El aire no vibra de energía, hoy el suceso es en la faz del espejo y
frente a él hago gestos con el rostro y todo el cuerpo, como entonando mis
mejores melodías, pero sin siquiera sonar.
Y con el recuerdo de la lágrima viva que bordeaba cuesta abajo el
rostro de Girondo, hasta hundirse y morir en su boca no cosida, formula mi voz
con la mirada fija en mis propios ojos:
-Cantar frente al espejo,
cantar sin tener voz,
cantar para nadie…
y seguir probando…
… probando-
Después de la crudeza viene un sonoro letargo.
El andar estridente del reloj perturba tanto o más que el goteo de una
llave mal cerrada: un ritmo lento, desesperante, ostentoso que se amplifica
cuando el silencio es más penetrante aún que el desaliento.

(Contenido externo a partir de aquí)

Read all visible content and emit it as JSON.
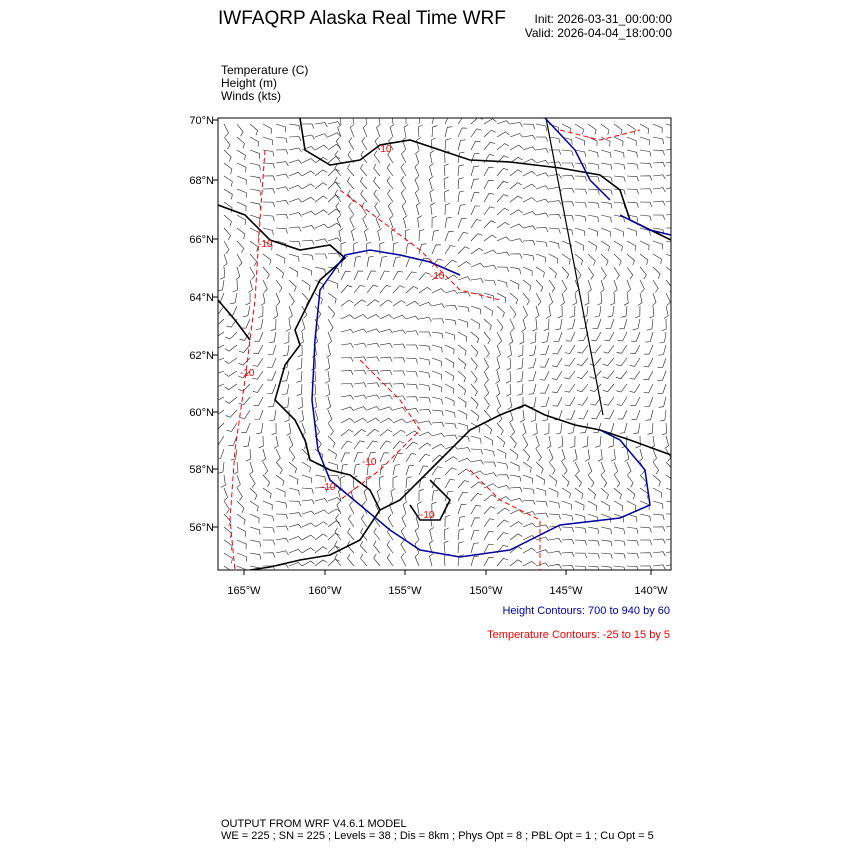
{
  "header": {
    "title": "IWFAQRP Alaska Real Time WRF",
    "init": "Init: 2026-03-31_00:00:00",
    "valid": "Valid: 2026-04-04_18:00:00"
  },
  "fields": [
    {
      "label": "Temperature   (C)"
    },
    {
      "label": "Height   (m)"
    },
    {
      "label": "Winds   (kts)"
    }
  ],
  "map": {
    "lat_ticks": [
      "70°N",
      "68°N",
      "66°N",
      "64°N",
      "62°N",
      "60°N",
      "58°N",
      "56°N"
    ],
    "lon_ticks": [
      "165°W",
      "160°W",
      "155°W",
      "150°W",
      "145°W",
      "140°W"
    ],
    "temperature_labels": [
      "-10",
      "-10",
      "-10",
      "-10",
      "-10",
      "-10",
      "-10"
    ],
    "colors": {
      "height": "#0000a0",
      "temperature": "#ff0000",
      "coast": "#000000",
      "barbs": "#000000"
    }
  },
  "legend": {
    "height": "Height Contours: 700 to 940 by 60",
    "temperature": "Temperature Contours: -25 to 15 by 5"
  },
  "footer": {
    "line1": "OUTPUT FROM WRF V4.6.1 MODEL",
    "line2": "WE = 225 ; SN = 225 ; Levels = 38 ; Dis = 8km ; Phys Opt = 8 ; PBL Opt = 1 ; Cu Opt = 5"
  }
}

No hay atmósfera alguna que se libre del tono oscuro y melódico de una boca que no sabe cuándo callar, en esa
imprudencia hay entonaciones lentas, dominadas por el sonido de una
voz hueca que explora en las letras y la música, la soledad, el
extravío, la carencia y el deseo.
En un cerrar duradero de ojos empieza a
sonar hasta la sangre que corre por las venas y es posible sentir su ritmo
acompasado con la respiración que modula su paso según la agitación que el aire
provoque en el deleite de un recorrido.
Es aquí donde empieza un baile, con ritmos
internos, uno que marca el compás sin batuta y gobierna en adelante el paso
básico para bullir danzando con alguien o sola.
“…se baila mejor sin un
piso fijo.”
(Incertidumbres a cuatro
tiempos)
|
Concluido el proceso no hay señal de presencias que legitimen nada, no
las hay, sólo el eco de la canción y el terciopelo azul que ya no cubre ningún
cuerpo.
Aunque el escenario fuera en adelante aquel minúsculo espejo… hay que
sonar, sonar fuerte, con una voz delirante y bailar con exaltación porque el cuerpo
marca el ritmo de su propia musicalidad, es el cuerpo el que en una especie de
trastorno se rebasa, se extravía… arde.
Conlleva enigmas el nuevo paso y va creando la certidumbre eventual,
de que este insignificante escenario para cantar, rebasa las dimensiones del
espejo o del collage de madera
incierta poblada de astillas.
Ahora la humedad es mía.
Cantar es poseer la aguja caliente para penetrar otras membranas, los
labios se estremecen vociferando tonos, las lágrimas arden nuevamente con suma
mordacidad y la mano diestra forma movimientos acordes al sonido, pues no se
canta sólo con la boca.
Ya no es preciso huir, pues no debe zafarse la atadura que amarra la
voz al cuerpo para decir con palabras, porque ahora debe procurar modulaciones
precisas que transgredan el silencio, lo opaquen y lo absorban.